14/09/2013 Caught Knapping - Flints
Saturday 14th saw about a dozen members bashing rocks ! No, we hadn't been given hard labour but were trying our hand at flint knapping. Antony Whitlock from ExeterUniversity demonstrated the manufacture of a range of tools from flint cores and flakes. This followed on neatly from Robert's lecture of a fortnight earlier.
He began by breaking a pebble to make a chopping tool such as would probably have been made on the spot for immediate use by early man. Later humans made more sophisticated hand axes in advance by chipping away flakes until they had made the core into a pre-determined shape. The flakes had useful sharp edges and some would be used for making other tools.
Our tutor talked us through the knapper's thought process, showing us how he would search for or form edges with angles of less than 90 degrees and then strike a blow of just the right weight onto a convex surface where it's energy would most easily remove a long flake, such as at the end of a ridge. This he demonstrated with aplomb. He showed us some he'd made earlier and like a magic trick, lifted a flake from what had appeared to be a solid rock, then another from beneath it.

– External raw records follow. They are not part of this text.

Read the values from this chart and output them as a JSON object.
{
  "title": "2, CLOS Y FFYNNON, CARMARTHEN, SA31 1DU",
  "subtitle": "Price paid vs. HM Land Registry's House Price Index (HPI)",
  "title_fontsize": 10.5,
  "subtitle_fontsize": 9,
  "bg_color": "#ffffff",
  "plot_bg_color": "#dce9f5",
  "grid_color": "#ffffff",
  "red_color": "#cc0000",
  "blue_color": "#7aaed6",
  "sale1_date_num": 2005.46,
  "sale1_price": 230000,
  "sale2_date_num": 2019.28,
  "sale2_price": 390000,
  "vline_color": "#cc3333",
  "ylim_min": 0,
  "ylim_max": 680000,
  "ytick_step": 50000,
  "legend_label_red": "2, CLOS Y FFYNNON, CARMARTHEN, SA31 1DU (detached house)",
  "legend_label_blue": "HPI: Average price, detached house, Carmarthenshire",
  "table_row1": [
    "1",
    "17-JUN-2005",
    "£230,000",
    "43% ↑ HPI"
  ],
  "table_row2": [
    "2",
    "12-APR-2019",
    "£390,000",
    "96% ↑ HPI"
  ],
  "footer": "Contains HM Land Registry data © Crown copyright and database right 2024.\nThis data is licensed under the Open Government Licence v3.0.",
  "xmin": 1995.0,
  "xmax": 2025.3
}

In later Palaeolithic times, cores were prepared especially to get more of the suitable flakes with less waste and Antony showed us a Levallois core he had made and the several layers of long flakes he had removed from it, all good blades, fitting them back like reconstructing an onion. We saw how smaller flakes were made and used during the Mesolithic. Some of his bifacial hand axes were passed around, one being so slender as to be translucent. By then we could see how much thought and work had gone into its production. We also saw some examples cast in porcelain which were used as teaching aids and to study impact fractures.
Using smaller hammerstones and a soft hammer of deer antler Antony demonstrated more gentle flaking techniques, abruptly retouching an edge to form a scraper. Still one of the most common tool types during the Bronze Age, we have found some on our Drift Road excavation. He also demonstrated pressure flaking, for which by then bronze tipped ‘awls’ were probably used. With its serrated edge, the hafted knife he had made would not look too out of place in a modern cutlery drawer.

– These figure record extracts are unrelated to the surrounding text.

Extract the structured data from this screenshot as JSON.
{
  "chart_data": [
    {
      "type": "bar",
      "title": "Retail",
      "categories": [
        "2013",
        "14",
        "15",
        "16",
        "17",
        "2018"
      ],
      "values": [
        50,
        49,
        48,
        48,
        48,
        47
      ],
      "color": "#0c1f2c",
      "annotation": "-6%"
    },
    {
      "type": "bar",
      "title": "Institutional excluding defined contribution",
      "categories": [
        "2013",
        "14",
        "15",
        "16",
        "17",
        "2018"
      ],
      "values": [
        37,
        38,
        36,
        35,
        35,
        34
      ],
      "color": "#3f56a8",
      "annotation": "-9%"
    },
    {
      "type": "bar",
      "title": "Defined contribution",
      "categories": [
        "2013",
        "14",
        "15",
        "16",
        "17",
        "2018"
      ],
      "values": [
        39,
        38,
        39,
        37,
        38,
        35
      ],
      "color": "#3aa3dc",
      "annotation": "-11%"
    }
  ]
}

Responding to questions he showed how flakes were turned into tranchet, leaf-shaped and tanged arrowheads. We admired some complete arrows and discussed methods of extracting resin from birch bark to glue the arrowheads onto shafts, usually after lashing them on with sinews.
By then we were eager to have a go at producing a flake, so donned our goggles and each tried to remove useful pieces from a flint nodule but we needed reminding how to begin. It is not as easy as Anthony had made it look but he helped us decide how to proceed. If this was a skill most people would have attempted they must have been clever folk back then.